The co-founder and CEO of health-tech pioneer Fullscript has piloted the Ottawa-based company to a position of dominance in North America’s burgeoning wellness industry. After acquiring competitor Emerson Ecologics two years ago in a deal that doubled its sales overnight, Fullscript surpassed US$700 million in revenues in 2023 and is quickly zeroing in on the coveted $1-billion milestone.
Helming a billion-dollar company would put Braatz, who was named Ottawa’s CEO of the Year in 2022 by OBJ and the Ottawa Board of Trade, in elite company among the city’s corporate leaders. But Braatz already joined another ultra-exclusive local business club last fall when Toronto businessman Michael Andlauer, who bought the Ottawa Senators, invited him to be part of the NHL team’s ownership group.
“It’s like you’re on this massive mission – you’re trying to do something really incredible,” says Braatz, who turns 40 next week. “We’re one team trying to win a Stanley Cup. I’m a very, very small part of that, but at least there’s a community that I can be a part of where we’re growing together and excited about the same thing.”
The University of Ottawa graduate is every bit as passionate about Fullscript’s quest to help change the way health-care treatment is administered.
The company that began 13 years ago as an online platform for dispensing vitamins, minerals and other nutritional supplements has morphed into an industry trailblazer in a field Braatz describes as “whole-person medicine.”

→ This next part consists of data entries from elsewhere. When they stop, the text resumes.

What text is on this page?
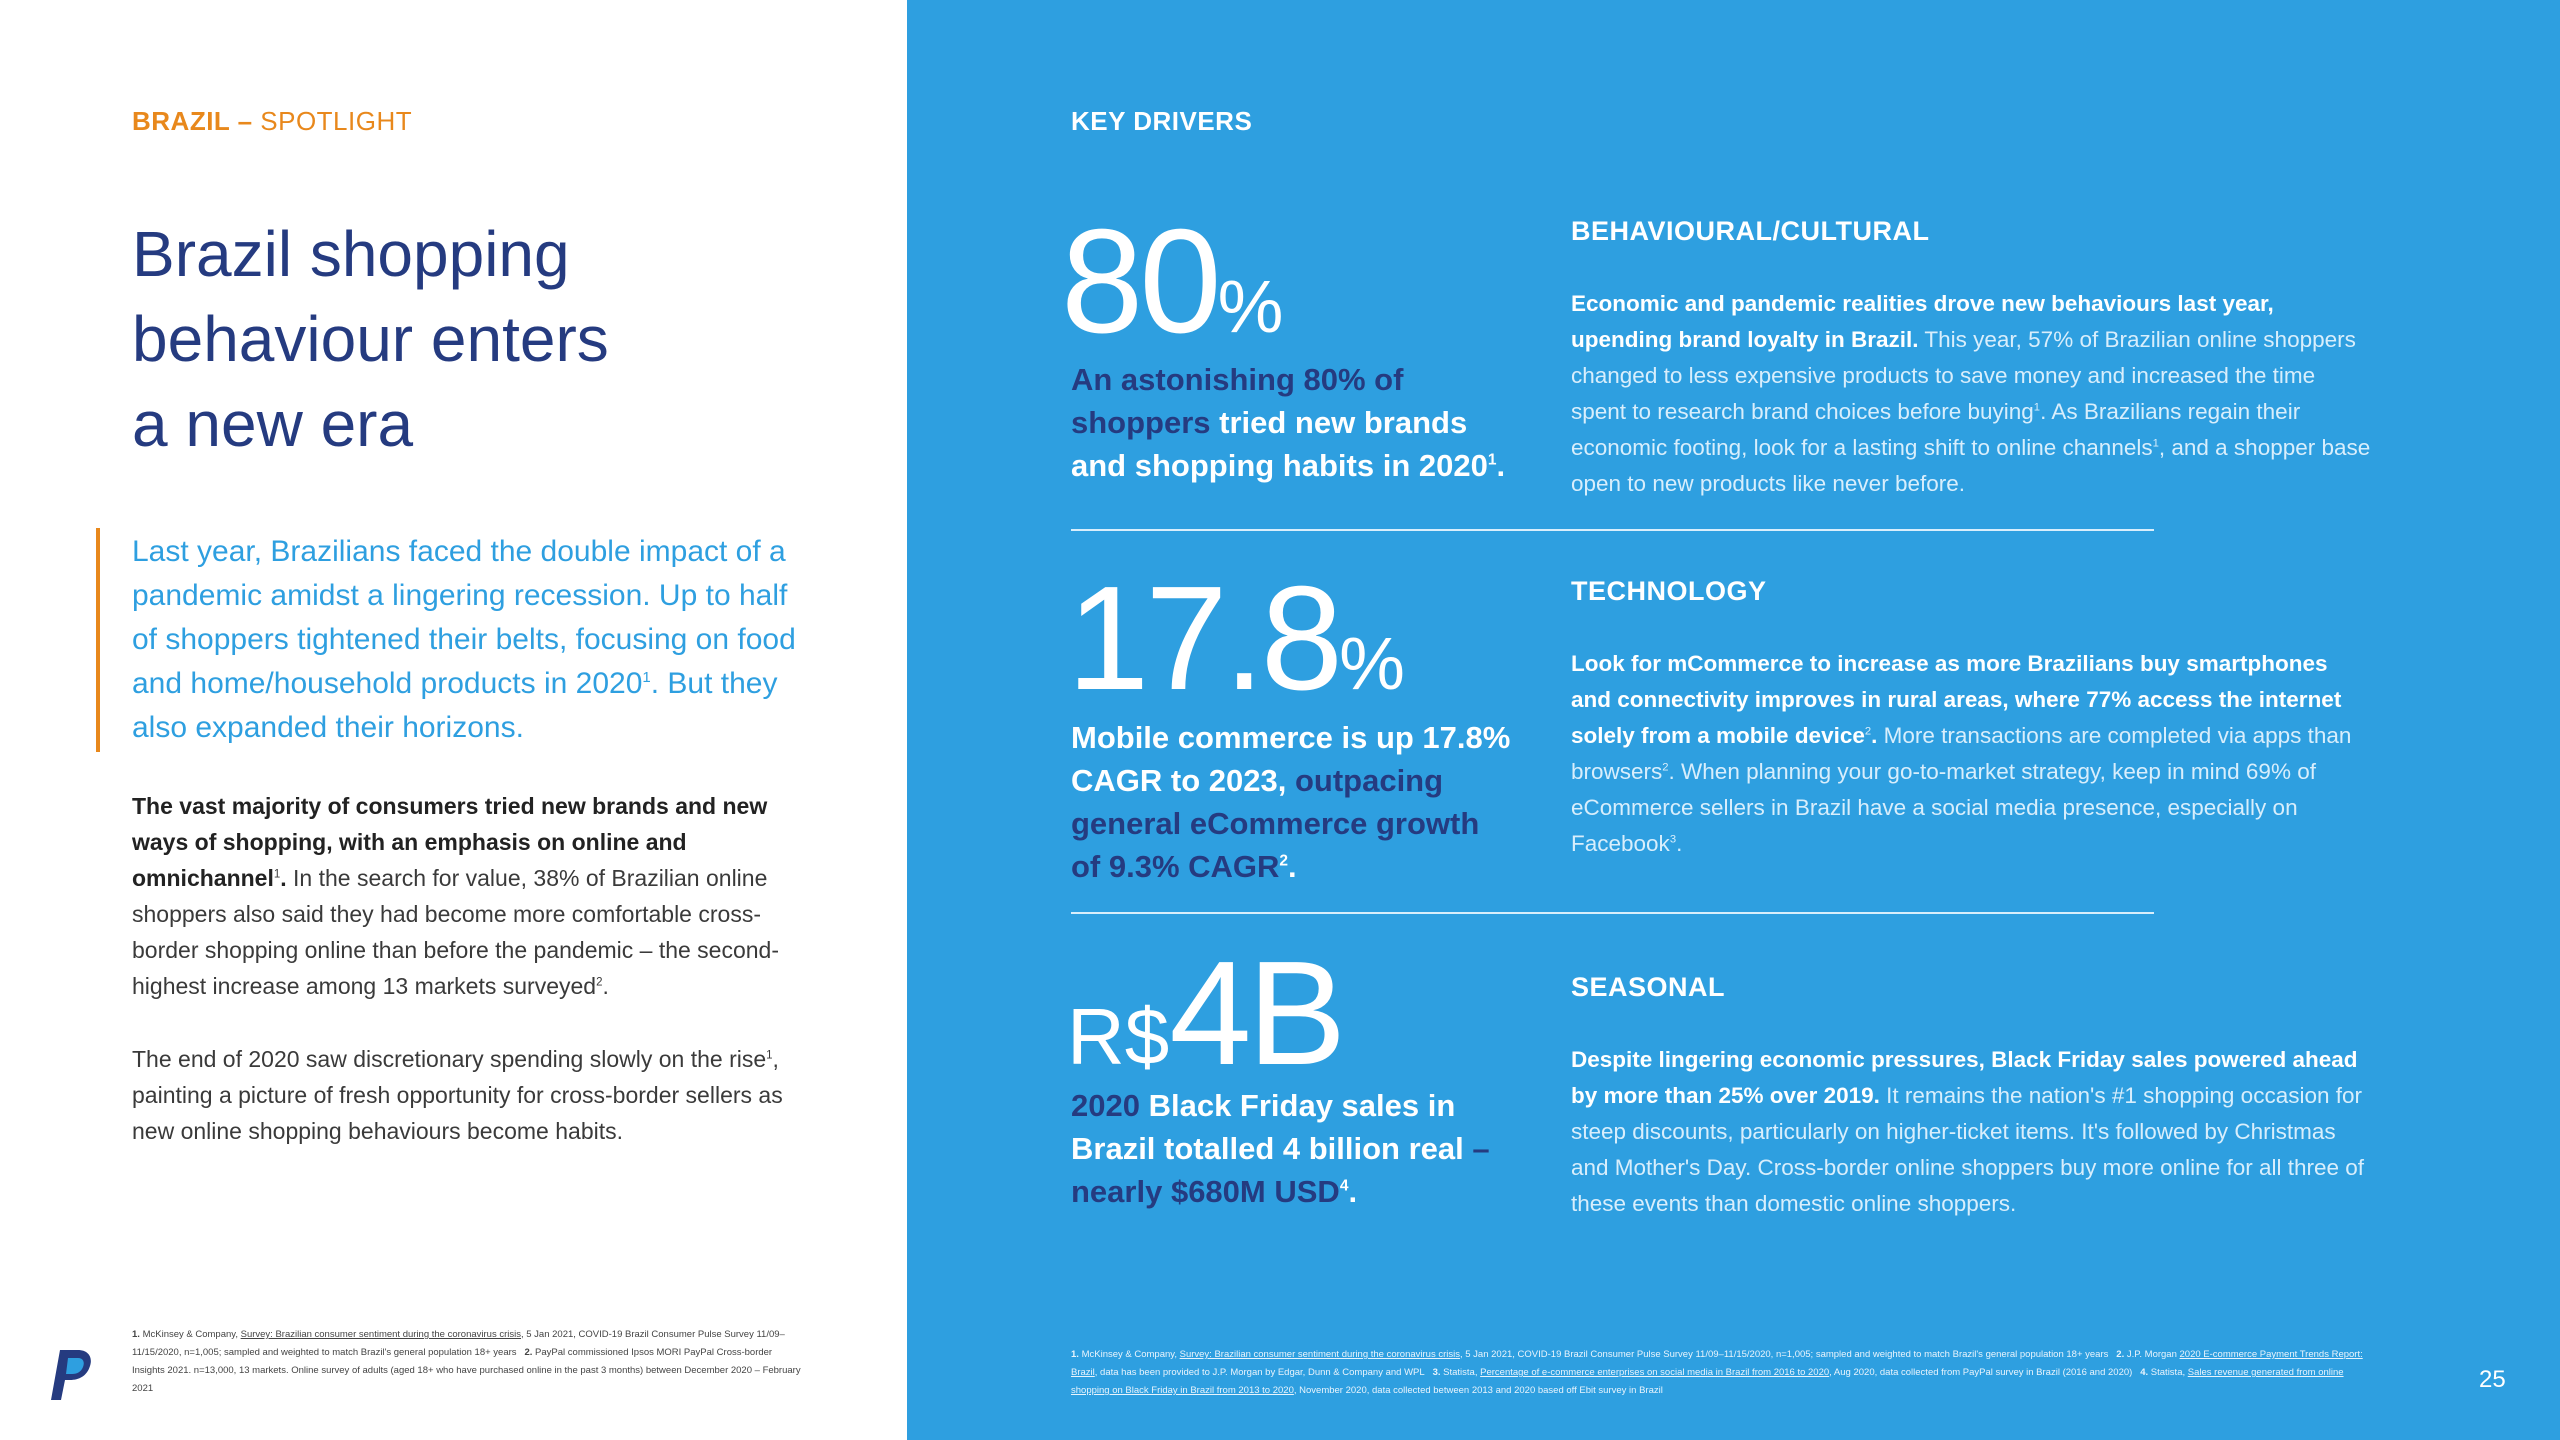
BRAZIL – SPOTLIGHT
Brazil shopping
behaviour enters
a new era
Last year, Brazilians faced the double impact of a pandemic amidst a lingering recession. Up to half of shoppers tightened their belts, focusing on food and home/household products in 2020$^1$. But they also expanded their horizons.
The vast majority of consumers tried new brands and new ways of shopping, with an emphasis on online and omnichannel$^1$. In the search for value, 38% of Brazilian online shoppers also said they had become more comfortable cross-border shopping online than before the pandemic – the second-highest increase among 13 markets surveyed$^2$.
The end of 2020 saw discretionary spending slowly on the rise$^1$, painting a picture of fresh opportunity for cross-border sellers as new online shopping behaviours become habits.
1. McKinsey & Company, Survey: Brazilian consumer sentiment during the coronavirus crisis, 5 Jan 2021, COVID-19 Brazil Consumer Pulse Survey 11/09–11/15/2020, n=1,005; sampled and weighted to match Brazil's general population 18+ years 2. PayPal commissioned Ipsos MORI PayPal Cross-border Insights 2021. n=13,000, 13 markets. Online survey of adults (aged 18+ who have purchased online in the past 3 months) between December 2020 – February 2021
KEY DRIVERS
80%
An astonishing 80% of shoppers tried new brands and shopping habits in 2020$^1$.
BEHAVIOURAL/CULTURAL
Economic and pandemic realities drove new behaviours last year, upending brand loyalty in Brazil. This year, 57% of Brazilian online shoppers changed to less expensive products to save money and increased the time spent to research brand choices before buying$^1$. As Brazilians regain their economic footing, look for a lasting shift to online channels$^1$, and a shopper base open to new products like never before.
17.8%
Mobile commerce is up 17.8% CAGR to 2023, outpacing general eCommerce growth of 9.3% CAGR$^2$.
TECHNOLOGY
Look for mCommerce to increase as more Brazilians buy smartphones and connectivity improves in rural areas, where 77% access the internet solely from a mobile device$^2$. More transactions are completed via apps than browsers$^2$. When planning your go-to-market strategy, keep in mind 69% of eCommerce sellers in Brazil have a social media presence, especially on Facebook$^3$.
R$4B
2020 Black Friday sales in Brazil totalled 4 billion real – nearly $680M USD$^4$.
SEASONAL
Despite lingering economic pressures, Black Friday sales powered ahead by more than 25% over 2019. It remains the nation's #1 shopping occasion for steep discounts, particularly on higher-ticket items. It's followed by Christmas and Mother's Day. Cross-border online shoppers buy more online for all three of these events than domestic online shoppers.
1. McKinsey & Company, Survey: Brazilian consumer sentiment during the coronavirus crisis, 5 Jan 2021, COVID-19 Brazil Consumer Pulse Survey 11/09–11/15/2020, n=1,005; sampled and weighted to match Brazil's general population 18+ years 2. J.P. Morgan 2020 E-commerce Payment Trends Report: Brazil, data has been provided to J.P. Morgan by Edgar, Dunn & Company and WPL 3. Statista, Percentage of e-commerce enterprises on social media in Brazil from 2016 to 2020, Aug 2020, data collected from PayPal survey in Brazil (2016 and 2020) 4. Statista, Sales revenue generated from online shopping on Black Friday in Brazil from 2013 to 2020, November 2020, data collected between 2013 and 2020 based off Ebit survey in Brazil	25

More than 100,000 physicians, nurses and other wellness professionals now use Fullscript’s technology platform to prescribe supplements and create personalized nutritional regimens and other treatment plans for 10 million patients across Canada and the United States.
With 800 employees and multiple distribution centres on both sides of the border, Fullscript is a bona fide juggernaut.

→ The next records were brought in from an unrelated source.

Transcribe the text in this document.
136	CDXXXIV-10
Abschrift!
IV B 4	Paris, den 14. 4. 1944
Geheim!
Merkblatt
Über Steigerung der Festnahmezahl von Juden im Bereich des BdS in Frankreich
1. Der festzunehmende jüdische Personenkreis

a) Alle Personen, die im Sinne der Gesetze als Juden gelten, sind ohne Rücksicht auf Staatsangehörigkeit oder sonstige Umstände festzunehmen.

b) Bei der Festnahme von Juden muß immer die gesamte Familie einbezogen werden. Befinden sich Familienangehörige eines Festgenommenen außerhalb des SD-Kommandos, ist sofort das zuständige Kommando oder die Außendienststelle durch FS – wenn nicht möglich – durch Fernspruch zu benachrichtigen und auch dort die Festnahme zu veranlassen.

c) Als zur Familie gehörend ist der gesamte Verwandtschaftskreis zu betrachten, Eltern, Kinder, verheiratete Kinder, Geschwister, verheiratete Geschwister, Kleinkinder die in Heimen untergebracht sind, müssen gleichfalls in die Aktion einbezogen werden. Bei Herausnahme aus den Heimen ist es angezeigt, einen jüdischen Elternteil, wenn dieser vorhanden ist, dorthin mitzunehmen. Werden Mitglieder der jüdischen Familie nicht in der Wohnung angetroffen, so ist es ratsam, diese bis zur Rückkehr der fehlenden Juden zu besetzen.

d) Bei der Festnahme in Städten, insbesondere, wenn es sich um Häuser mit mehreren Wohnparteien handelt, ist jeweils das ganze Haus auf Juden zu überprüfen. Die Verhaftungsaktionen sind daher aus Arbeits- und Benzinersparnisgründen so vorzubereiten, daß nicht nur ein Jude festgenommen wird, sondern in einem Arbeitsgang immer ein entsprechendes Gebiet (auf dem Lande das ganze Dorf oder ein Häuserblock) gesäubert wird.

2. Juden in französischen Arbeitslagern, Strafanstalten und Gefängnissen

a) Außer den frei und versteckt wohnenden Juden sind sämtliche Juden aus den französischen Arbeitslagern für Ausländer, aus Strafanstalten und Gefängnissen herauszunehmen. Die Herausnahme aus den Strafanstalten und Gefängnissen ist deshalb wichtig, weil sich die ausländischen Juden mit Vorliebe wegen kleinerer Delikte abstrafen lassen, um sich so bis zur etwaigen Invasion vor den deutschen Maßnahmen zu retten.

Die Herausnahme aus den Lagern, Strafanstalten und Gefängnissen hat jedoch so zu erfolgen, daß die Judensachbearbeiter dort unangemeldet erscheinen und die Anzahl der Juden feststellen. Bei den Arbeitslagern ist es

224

But Braatz says resting on its laurels is not an option for his company, which continues to push the boundaries of technology and is currently developing AI-powered diagnostic tools designed to help wellness practitioners come up with nutritional plans in a matter of minutes based on lab results and other patient data.
“When you look at the tailwinds behind whole-person medicine, this is where health care is moving,” he says. “I think we’re at the forefront of this entire shift. The innovation that we’re investing in right now is going to be the standard of how whole-person medicine is practised.
“The moment we finished the integration with Emerson Ecologics, this company transformed right back to a startup. It was innovation time, and we have just knocked it out of the park. The comment one of our board members made last meeting was, ‘This is a completely different company than when I started two years ago.’”
As health-care systems across North America shift their focus toward preventing illness and disease, Fullscript seems to be in an ideal position.
Its technology is directly integrated into leading U.S. health-care delivery platforms such as Boston-based Athenahealth, whose cloud-based services include digital record-keeping and self-scheduling systems. The number of practitioners using Fullscript has risen more than 40 per cent in the past two years, and its revenues are growing at a rate of 20 per cent annually.
But Braatz warns Fullscript can’t get complacent if it wants to cement its status as a leader in integrative medicine.
“We’re crossing that chasm,” he says. “I think we can grow faster.”